The reality is even if Clinton or Sanders won there would not have been single payer under either of them. Healthcare has turned into one of the biggest political hot potatos in the history of the US. The surprise Trump victory, though, turned it into a grenade, pulled the pin and dropped it into congresses hand.
I don't really have any good ideas on how we expedite things myself. It's going to take time and it's likely worst case short term outcomes are the only way to exchange time for long term changes. The current issue is what does Ryan secretly change and can the house pass it? Ultimately they won't get any kind of actual bill turned into law but failure can improve the optics to help unseat republicans. The question is how many Americans will experience worse outcomes before 2018 elections? That will likely only be a small stepping stone but I think healthcare kills the GOP in congress in 2020. Hard to really see out beyond that. But I still believe there is no really backwards with all this so we will ultimately get there. It just might not be pretty.
There are some well versed activists here who can probably provide stronger guidance in terms of how we can best influence real change in congress in the next four plus years. That is going to be the key to how long it takes.

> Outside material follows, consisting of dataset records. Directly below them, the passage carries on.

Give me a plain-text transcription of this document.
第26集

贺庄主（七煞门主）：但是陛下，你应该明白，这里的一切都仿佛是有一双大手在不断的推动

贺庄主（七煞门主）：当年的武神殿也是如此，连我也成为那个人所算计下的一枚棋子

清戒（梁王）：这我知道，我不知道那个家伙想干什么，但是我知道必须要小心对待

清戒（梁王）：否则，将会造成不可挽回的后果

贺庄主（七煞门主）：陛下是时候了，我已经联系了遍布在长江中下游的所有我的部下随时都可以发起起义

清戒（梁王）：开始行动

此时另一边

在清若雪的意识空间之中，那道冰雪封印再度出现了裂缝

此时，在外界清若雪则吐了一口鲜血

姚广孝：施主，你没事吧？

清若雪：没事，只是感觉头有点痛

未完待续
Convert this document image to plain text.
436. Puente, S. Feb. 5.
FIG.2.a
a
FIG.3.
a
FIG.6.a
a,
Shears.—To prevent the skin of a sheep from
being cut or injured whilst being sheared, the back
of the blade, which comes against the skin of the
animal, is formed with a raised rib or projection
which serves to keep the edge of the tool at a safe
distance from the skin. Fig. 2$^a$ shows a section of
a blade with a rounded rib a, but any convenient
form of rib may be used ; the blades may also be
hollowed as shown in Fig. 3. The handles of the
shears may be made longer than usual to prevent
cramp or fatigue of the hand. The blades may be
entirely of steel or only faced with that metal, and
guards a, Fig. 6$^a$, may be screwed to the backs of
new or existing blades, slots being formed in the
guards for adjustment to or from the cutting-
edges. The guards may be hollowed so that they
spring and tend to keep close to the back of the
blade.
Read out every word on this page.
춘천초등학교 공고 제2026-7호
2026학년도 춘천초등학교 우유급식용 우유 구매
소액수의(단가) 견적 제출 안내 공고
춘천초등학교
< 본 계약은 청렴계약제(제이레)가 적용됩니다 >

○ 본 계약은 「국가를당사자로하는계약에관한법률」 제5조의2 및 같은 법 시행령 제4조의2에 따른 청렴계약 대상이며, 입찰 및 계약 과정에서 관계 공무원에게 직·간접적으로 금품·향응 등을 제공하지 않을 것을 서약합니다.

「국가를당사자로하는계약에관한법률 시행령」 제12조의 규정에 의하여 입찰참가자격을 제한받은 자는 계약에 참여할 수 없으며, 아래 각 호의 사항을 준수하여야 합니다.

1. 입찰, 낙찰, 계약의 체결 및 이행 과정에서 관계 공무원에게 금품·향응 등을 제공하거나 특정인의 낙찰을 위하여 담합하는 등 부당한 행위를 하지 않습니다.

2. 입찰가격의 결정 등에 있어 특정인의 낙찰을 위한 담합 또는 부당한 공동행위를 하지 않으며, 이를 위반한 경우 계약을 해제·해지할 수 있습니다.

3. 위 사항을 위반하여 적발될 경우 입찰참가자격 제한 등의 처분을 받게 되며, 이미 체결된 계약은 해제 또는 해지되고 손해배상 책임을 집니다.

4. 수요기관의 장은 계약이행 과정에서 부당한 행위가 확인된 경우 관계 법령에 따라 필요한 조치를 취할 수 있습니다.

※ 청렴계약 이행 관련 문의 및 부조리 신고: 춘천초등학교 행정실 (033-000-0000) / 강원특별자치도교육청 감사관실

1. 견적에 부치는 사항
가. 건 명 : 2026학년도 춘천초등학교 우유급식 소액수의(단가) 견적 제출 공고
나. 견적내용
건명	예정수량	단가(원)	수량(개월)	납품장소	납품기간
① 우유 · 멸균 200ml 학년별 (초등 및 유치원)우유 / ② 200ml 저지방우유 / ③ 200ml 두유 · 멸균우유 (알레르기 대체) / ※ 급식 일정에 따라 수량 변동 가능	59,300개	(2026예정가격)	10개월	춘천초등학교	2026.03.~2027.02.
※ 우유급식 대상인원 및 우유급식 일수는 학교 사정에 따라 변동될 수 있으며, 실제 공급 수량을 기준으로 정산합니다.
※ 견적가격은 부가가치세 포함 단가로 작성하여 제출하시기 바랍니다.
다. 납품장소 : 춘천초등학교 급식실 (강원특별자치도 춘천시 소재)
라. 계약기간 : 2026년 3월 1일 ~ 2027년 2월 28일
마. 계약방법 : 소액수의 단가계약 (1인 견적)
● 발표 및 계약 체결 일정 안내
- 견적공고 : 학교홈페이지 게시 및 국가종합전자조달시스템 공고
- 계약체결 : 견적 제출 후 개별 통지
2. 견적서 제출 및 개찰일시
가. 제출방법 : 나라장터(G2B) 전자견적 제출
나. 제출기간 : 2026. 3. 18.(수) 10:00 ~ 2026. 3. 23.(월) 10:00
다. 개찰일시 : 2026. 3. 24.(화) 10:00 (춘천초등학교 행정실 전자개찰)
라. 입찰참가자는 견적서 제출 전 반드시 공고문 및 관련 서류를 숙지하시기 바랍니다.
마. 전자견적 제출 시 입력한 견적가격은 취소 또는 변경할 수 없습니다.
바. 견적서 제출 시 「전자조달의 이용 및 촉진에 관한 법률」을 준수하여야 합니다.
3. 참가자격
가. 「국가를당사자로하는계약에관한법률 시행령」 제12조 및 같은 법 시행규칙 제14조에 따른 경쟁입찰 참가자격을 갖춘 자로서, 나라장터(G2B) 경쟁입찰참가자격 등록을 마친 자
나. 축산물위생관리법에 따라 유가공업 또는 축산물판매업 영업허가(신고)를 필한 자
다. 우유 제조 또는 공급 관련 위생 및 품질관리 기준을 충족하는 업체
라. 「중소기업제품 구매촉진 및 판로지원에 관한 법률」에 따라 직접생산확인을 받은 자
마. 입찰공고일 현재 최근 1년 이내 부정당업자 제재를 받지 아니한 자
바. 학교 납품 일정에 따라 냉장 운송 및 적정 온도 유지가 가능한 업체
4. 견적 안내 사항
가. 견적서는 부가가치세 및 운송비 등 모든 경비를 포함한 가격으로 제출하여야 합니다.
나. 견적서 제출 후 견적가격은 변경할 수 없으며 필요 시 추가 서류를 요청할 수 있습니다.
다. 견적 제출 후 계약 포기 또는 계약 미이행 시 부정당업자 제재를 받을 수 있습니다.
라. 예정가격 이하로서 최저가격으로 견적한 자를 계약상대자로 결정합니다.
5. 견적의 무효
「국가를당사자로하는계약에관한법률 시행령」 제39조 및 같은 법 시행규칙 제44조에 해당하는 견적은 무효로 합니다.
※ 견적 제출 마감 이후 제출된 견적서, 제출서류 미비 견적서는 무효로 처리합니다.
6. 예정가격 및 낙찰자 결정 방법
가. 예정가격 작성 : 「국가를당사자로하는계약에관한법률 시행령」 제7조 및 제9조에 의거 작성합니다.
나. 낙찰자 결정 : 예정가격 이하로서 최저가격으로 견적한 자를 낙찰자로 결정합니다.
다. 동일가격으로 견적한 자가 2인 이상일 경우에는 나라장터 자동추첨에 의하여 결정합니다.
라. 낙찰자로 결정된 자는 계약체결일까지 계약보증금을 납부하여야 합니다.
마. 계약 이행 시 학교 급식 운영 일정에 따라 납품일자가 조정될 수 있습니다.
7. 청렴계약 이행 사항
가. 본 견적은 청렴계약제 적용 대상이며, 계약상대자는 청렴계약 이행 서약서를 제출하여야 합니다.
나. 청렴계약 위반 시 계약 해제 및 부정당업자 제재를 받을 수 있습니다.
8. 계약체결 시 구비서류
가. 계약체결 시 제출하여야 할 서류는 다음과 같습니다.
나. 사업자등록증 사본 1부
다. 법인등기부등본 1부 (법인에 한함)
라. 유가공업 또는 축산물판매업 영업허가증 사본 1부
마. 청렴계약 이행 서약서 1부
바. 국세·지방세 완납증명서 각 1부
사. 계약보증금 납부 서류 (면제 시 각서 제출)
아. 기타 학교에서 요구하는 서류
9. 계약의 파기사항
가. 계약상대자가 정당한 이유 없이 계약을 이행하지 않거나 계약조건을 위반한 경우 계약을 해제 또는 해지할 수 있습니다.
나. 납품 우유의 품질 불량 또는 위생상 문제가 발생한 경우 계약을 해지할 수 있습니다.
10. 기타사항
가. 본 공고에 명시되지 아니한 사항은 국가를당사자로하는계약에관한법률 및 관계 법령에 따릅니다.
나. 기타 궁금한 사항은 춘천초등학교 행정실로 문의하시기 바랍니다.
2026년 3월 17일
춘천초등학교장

A final thought is the republicans are likely going to be scorched by being stuck with the potato. Healthcare was not and is not some huge idealogy conundrum for republicans. (Except for budget burners). It was simple a means to an end. So once it actually backfires on them it's not like there are going to be a lot of future republican congress people opposing a single payer healthcare, at least not in any way that can not be overcome.
If everything broke absolutely right you might see a serious single payer system on the table and with a chance of passing in 4-5 years. But that is pretty much the best case scenario. Which is pretty depressing.